Conclusion : à l’épreuve du syndrome NIMBY
Au total, les réactions dominantes des différents acteurs locaux concernés par l’accueil des
« gens du voyage » ou par l’organisation de raves peuvent être résumées sous la forme de l’effet
NIMBY : Not In My Back Yard, c’est-à-dire littéralement « pas dans mon arrière-cour ». Cette
notion sert à qualifier l’argument (et la mobilisation qui le porte) consistant à dire : « on n’a rien
contre, mais on n’en veut pas chez nous », ou encore : « c’est où vous voulez, mais pas chez
moi ». Apparu aux États-Unis à la fin des années 1960, le phénomène NIMBY, qui caractérisait
initialement l’opposition des riverains à l’implantation d’équipements polluants, s’applique
désormais à de nombreux projets imposés au nom de l’intérêt général mais considérés comme
porteurs de nuisances23. Les exemples sont très nombreux : prison, décharge, centrale nucléaire,
infrastructures routières ou ferroviaires… Plus précisément, la « théorie » décrite sous le terme de
syndrome NIMBY est formulée ainsi par Arthur Jobert : « l’implantation de tout équipement
collectif crée des nuisances pour les riverains proches de l’équipement alors qu’ils n’en tirent pas
d’avantage direct »24. Elle dessine, de manière réductrice, voire caricaturale, la figure d’individus à la
fois rationnels (car ils font un calcul coût / avantage de type économique) et pathologiques (dans
la mesure où les nuisances sont surestimées, voire fantasmées)25.
Au-delà, et même si on ne peut l’y réduire, une mobilisation de type NIMBY peut s’analyser
comme une contradiction entre intérêt particulier et intérêt général : l’action collective vise avant
tout le lieu d’implantation de l’équipement ou de la manifestation ; en tant que telle, la finalité du
projet n’est pas remise en cause.
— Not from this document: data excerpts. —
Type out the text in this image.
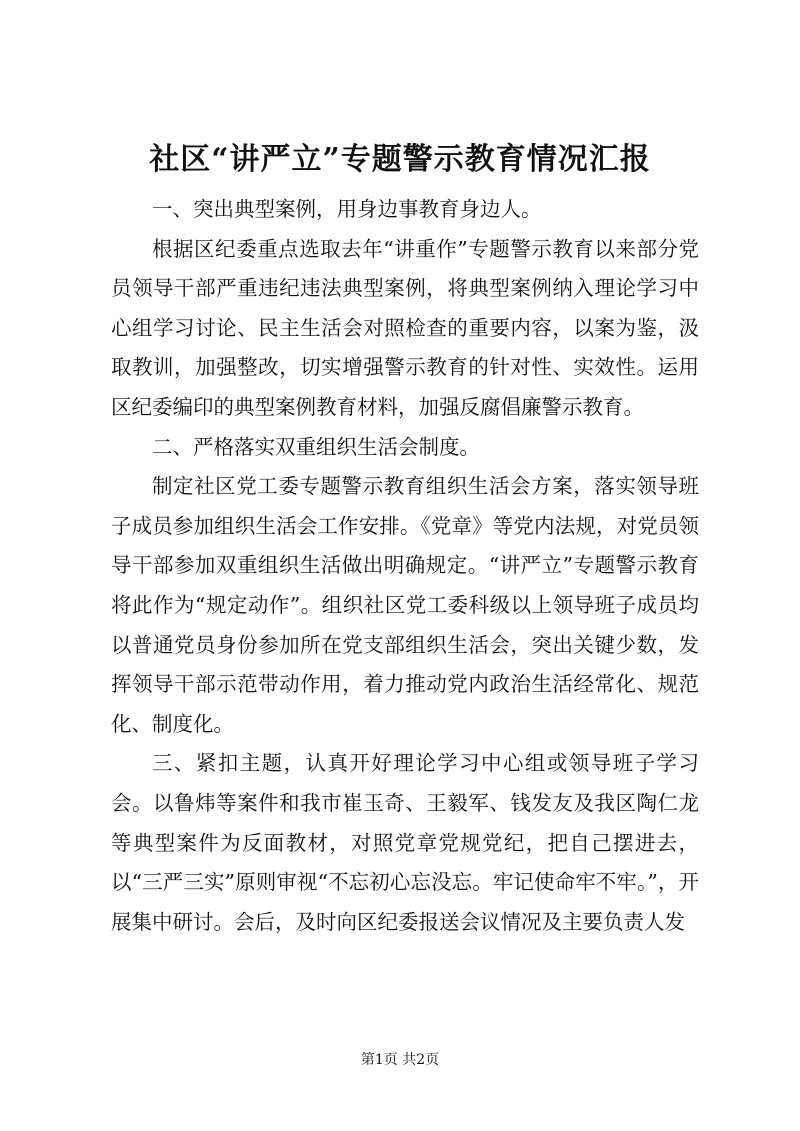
社区“讲严立”专题警示教育情况汇报

一、突出典型案例，用身边事教育身边人。

根据区纪委重点选取去年“讲重作”专题警示教育以来部分党员领导干部严重违纪违法典型案例，将典型案例纳入理论学习中心组学习讨论、民主生活会对照检查的重要内容，以案为鉴，汲取教训，加强整改，切实增强警示教育的针对性、实效性。运用区纪委编印的典型案例教育材料，加强反腐倡廉警示教育。

二、严格落实双重组织生活会制度。

制定社区党工委专题警示教育组织生活会方案，落实领导班子成员参加组织生活会工作安排。《党章》等党内法规，对党员领导干部参加双重组织生活做出明确规定。“讲严立”专题警示教育将此作为“规定动作”。组织社区党工委科级以上领导班子成员均以普通党员身份参加所在党支部组织生活会，突出关键少数，发挥领导干部示范带动作用，着力推动党内政治生活经常化、规范化、制度化。

三、紧扣主题，认真开好理论学习中心组或领导班子学习会。以鲁炜等案件和我市崔玉奇、王毅军、钱发友及我区陶仁龙等典型案件为反面教材，对照党章党规党纪，把自己摆进去，以“三严三实”原则审视“不忘初心忘没忘。牢记使命牢不牢。”，开展集中研讨。会后，及时向区纪委报送会议情况及主要负责人发

第1页 共2页
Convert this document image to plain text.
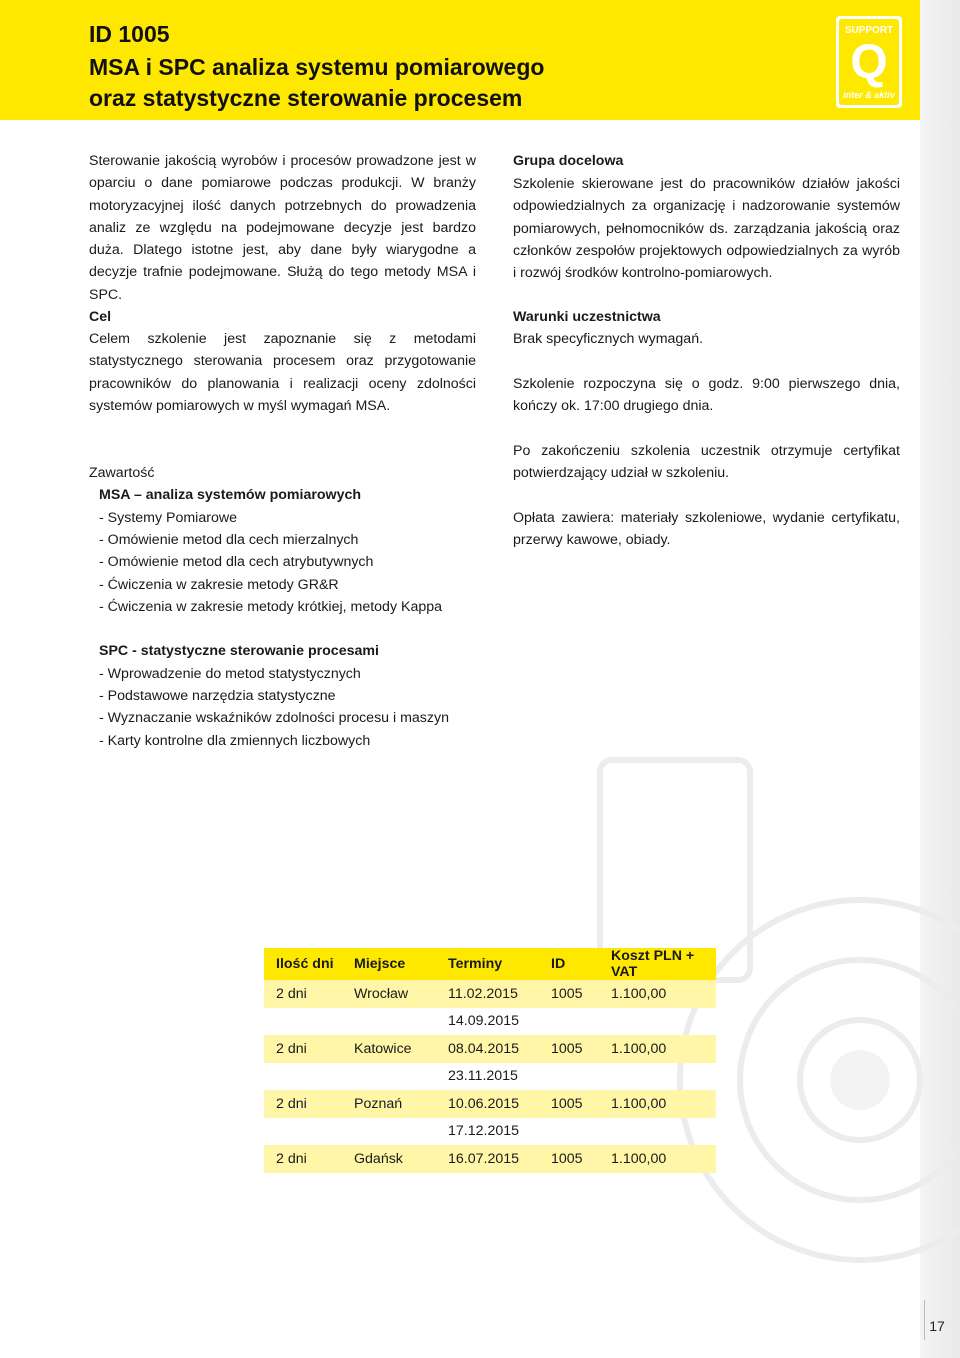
ID 1005
MSA i SPC analiza systemu pomiarowego
oraz statystyczne sterowanie procesem
SUPPORT
Q
inter & aktiv
Sterowanie jakością wyrobów i procesów prowadzone jest w oparciu o dane pomiarowe podczas produkcji. W branży motoryzacyjnej ilość danych potrzebnych do prowadzenia analiz ze względu na podejmowane decyzje jest bardzo duża. Dlatego istotne jest, aby dane były wiarygodne a decyzje trafnie podejmowane. Służą do tego metody MSA i SPC.
Cel
Celem szkolenie jest zapoznanie się z metodami statystycznego sterowania procesem oraz przygotowanie pracowników do planowania i realizacji oceny zdolności systemów pomiarowych w myśl wymagań MSA.
Zawartość
MSA – analiza systemów pomiarowych
- Systemy Pomiarowe
- Omówienie metod dla cech mierzalnych
- Omówienie metod dla cech atrybutywnych
- Ćwiczenia w zakresie metody GR&R
- Ćwiczenia w zakresie metody krótkiej, metody Kappa
SPC - statystyczne sterowanie procesami
- Wprowadzenie do metod statystycznych
- Podstawowe narzędzia statystyczne
- Wyznaczanie wskaźników zdolności procesu i maszyn
- Karty kontrolne dla zmiennych liczbowych
Grupa docelowa
Szkolenie skierowane jest do pracowników działów jakości odpowiedzialnych za organizację i nadzorowanie systemów pomiarowych, pełnomocników ds. zarządzania jakością oraz członków zespołów projektowych odpowiedzialnych za wyrób i rozwój środków kontrolno-pomiarowych.
Warunki uczestnictwa
Brak specyficznych wymagań.
Szkolenie rozpoczyna się o godz. 9:00 pierwszego dnia, kończy ok. 17:00 drugiego dnia.
Po zakończeniu szkolenia uczestnik otrzymuje certyfikat potwierdzający udział w szkoleniu.
Opłata zawiera: materiały szkoleniowe, wydanie certyfikatu, przerwy kawowe, obiady.
Ilość dni	Miejsce	Terminy	ID	Koszt PLN + VAT
2 dni	Wrocław	11.02.2015	1005	1.100,00
		14.09.2015		
2 dni	Katowice	08.04.2015	1005	1.100,00
		23.11.2015		
2 dni	Poznań	10.06.2015	1005	1.100,00
		17.12.2015		
2 dni	Gdańsk	16.07.2015	1005	1.100,00
17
Schématiquement, le raisonnement est celui-ci : « il faut des
prisons, des décharges, etc., mais pas ici ». Or, dans le cas des teknivals (et des raves en général),
la mobilisation concerne également la légitimité de ce type de rassemblements, ainsi que celle de
l’implication de l’État26. Ce constat est aussi valable dans le cas de l’accueil des « gens du voyage ».
Les contestations montrent que c’est la légitimité de l’obligation légale d’accueil de cette
population qui est remise en cause (les campings semblent suffisants, cela n’arriverait pas si les
« gens du voyage » étaient sédentaires, etc.).
Ces projets d’équipement public ou d’encadrement d’une manifestation ne correspondent ni
aux intérêts personnels des habitants ni à leur définition de l’utilité publique, ce qui les rend de
fait problématiques. Dans d’autres cas (tracés de ligne TGV, déchetterie…), cette opposition
révélerait le souhait des habitants de faire de la politique, au sens de participer à la vie de la cité27.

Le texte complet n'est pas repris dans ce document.